Near Lebanon’s borders, Hezbollah is the dominant actor. Along the Israeli border, it has effectively prevented the implementation of UN resolution 1701, and thus has been able to dig underground tunnels into Israeli territory. It probably uses its dominance on the Syrian-Lebanese border to bring into Lebanon arms, technology and personnel.
Hezbollah’s status and power is not new. It is a significant reason for Lebanon’s stagnation. Now, the people of Lebanon have grown tired of it. Dramatic non-sectarian protests have resulted in the formation of a new government, described as professional, technocratic and politically unbiased; Hassan Diab, the new premier, is an honored academic. But practically, most ministers are still influenced by Hezbollah. The Lebanese already call this a “Halloween government.”
On the one hand, the U.S recognizes the challenge of Lebanon’s hybridity. Some attempts to deal with it have been made, such as temporarily suspending aid to the LAF, and sanctioning Hezbollah-related individuals and institutions. On the other hand, the U.S. attempts to deal with it fall victim to a “catch 22.”
U.S. policy focuses on strengthening Lebanese state institutions as a counter-measure to Hezbollah, considering the LAF as the sole defender of Lebanon. But, since Hezbollah is embedded in the Lebanese state, any attempt to weaken it by pressuring Lebanese institutions contradicts this U.S objective, since it weakens the state as well. Lebanese officials find it hard to counter Hezbollah, even if they claim otherwise. This model of U.S. security assistance, one of several in the Middle East, might need some adaptation.
To promote Western and Israeli interests in Lebanon – such as weakening Hezbollah, countering Iranian influence, limiting Russian influence, minimizing the chances of a military escalation, and stabilizing Lebanon – a change of perspective is needed.

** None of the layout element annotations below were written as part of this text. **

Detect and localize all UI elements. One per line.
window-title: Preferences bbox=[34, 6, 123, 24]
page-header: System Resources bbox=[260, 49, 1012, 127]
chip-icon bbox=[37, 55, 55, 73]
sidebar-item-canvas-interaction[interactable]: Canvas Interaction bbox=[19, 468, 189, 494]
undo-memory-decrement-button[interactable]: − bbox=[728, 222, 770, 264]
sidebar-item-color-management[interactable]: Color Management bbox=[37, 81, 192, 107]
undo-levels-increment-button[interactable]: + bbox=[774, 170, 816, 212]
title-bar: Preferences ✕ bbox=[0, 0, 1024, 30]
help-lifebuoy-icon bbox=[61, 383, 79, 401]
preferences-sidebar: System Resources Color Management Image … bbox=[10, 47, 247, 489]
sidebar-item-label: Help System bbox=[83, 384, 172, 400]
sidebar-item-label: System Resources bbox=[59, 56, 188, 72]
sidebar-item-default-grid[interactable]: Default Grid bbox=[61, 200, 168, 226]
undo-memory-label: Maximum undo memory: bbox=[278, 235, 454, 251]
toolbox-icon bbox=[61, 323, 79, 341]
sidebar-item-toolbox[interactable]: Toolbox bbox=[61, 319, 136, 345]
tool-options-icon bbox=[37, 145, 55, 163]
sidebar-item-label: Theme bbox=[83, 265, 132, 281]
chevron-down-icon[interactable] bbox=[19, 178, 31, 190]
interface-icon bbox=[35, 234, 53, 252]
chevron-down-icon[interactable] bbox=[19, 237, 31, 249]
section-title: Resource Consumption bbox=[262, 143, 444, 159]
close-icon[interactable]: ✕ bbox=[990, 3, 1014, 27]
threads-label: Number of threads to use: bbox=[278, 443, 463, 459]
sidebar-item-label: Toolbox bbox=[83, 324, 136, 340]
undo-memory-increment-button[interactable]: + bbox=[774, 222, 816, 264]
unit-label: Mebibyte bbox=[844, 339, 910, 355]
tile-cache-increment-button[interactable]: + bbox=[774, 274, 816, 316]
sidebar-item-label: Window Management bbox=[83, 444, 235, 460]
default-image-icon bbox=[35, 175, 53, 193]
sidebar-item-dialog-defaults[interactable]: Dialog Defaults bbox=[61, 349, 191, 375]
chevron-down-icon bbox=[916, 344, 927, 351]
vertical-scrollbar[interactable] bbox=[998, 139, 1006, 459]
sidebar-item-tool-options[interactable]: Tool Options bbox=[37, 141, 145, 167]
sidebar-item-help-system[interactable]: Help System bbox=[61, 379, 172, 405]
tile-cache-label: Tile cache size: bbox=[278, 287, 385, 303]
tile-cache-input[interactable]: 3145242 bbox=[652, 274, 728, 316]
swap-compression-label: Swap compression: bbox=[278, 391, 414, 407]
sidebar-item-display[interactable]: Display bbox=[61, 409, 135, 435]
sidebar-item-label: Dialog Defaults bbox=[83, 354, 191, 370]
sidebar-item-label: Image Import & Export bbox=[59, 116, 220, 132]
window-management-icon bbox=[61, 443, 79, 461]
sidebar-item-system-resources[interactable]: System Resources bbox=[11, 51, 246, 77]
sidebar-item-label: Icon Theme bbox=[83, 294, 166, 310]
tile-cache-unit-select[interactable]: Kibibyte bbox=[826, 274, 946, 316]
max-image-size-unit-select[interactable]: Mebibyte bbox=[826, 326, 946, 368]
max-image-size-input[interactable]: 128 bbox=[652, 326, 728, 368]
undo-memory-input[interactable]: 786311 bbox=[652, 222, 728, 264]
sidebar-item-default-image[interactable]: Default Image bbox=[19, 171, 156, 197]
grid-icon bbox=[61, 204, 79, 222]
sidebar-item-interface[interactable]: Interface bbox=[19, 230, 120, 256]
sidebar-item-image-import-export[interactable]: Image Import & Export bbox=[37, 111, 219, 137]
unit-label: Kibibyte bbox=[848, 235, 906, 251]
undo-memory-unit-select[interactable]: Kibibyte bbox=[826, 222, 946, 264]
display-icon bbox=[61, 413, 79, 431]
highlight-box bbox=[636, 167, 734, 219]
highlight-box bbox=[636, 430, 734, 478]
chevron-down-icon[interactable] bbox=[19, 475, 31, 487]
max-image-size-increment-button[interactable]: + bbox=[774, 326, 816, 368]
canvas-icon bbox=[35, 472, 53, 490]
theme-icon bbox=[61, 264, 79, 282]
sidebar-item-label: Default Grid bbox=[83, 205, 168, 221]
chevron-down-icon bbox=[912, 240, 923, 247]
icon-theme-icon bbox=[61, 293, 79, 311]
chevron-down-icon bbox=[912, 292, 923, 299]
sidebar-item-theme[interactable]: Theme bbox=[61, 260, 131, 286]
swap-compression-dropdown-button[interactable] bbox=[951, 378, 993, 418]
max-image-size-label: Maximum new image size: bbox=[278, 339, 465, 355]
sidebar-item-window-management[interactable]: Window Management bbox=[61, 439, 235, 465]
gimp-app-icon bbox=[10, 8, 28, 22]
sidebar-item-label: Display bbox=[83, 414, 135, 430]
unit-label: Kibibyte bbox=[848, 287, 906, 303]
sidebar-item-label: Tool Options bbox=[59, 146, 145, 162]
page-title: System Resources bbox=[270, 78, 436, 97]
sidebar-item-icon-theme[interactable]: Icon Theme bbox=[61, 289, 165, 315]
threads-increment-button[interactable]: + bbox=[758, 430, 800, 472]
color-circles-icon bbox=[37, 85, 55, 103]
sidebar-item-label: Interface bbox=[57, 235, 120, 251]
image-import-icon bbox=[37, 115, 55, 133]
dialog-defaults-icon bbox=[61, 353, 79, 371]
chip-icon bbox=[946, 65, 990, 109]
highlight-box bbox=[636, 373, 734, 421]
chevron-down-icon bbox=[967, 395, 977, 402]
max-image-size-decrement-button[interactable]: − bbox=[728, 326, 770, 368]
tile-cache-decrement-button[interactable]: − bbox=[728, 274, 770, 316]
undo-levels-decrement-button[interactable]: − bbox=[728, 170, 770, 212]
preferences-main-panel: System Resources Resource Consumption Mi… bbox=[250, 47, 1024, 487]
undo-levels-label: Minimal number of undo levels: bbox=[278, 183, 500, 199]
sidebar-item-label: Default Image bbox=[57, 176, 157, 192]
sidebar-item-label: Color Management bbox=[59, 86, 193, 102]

An updated policy should focus on pressuring Hezbollah to become more accountable and, therefore, more responsible.
The key lies in binding together international financial and military assistance, conditioning both on two issues. First, implementing control of physical borders, solely by Lebanese state security forces. These should be the sole defenders of Lebanon – not just from external military invasion, migration of refugees or terror attacks, but mainly from non-state actors developing their own sovereign mechanisms alongside the state. Second, establishing economic transparency in terms of external funds entering Lebanon. The West should put aside, for now, issues like fighting corruption or restoring stability. Sanctions against corrupt Lebanese individuals are useful but should not be the focus.
If Hezbollah chooses to allow such international assistance, its actions might face operational difficulties, and it might have to reveal Iranian money entering Lebanon. If Hezbollah calls to reject it, it risks being perceived as the one who sabotaged a national Lebanese effort. True, Hezbollah has recently rejected IMF financial assistance. But it should face a tougher dilemma, one than would confront it with accepting or rejecting Lebanese signs of sovereignty.

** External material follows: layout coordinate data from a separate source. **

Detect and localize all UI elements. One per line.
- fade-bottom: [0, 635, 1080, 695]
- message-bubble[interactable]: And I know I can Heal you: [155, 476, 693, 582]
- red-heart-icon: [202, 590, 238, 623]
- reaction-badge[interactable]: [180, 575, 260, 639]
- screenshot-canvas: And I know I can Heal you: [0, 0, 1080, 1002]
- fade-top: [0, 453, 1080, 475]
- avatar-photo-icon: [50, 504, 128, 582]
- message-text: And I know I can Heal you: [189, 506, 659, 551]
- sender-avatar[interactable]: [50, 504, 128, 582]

Now is not the time to pull U.S. assistance from Lebanon or the LAF. However, the U.S. should condition its assistance on border control and, working with the IMF, financial transparency. This is a change of perspective – from an idealistic and “soft power” effort with distinct military and financial elements, to a realistic security-centered and combined one. It might just make Hezbollah more accountable and restrained.
IDF Col. (ret.) Itai Shapira is a Distinguished Fellow at the Jewish Institute for National Security of America (JINSA) and former Deputy Head of the Research and Analysis Division (RAD) in the Israel Defense Forces.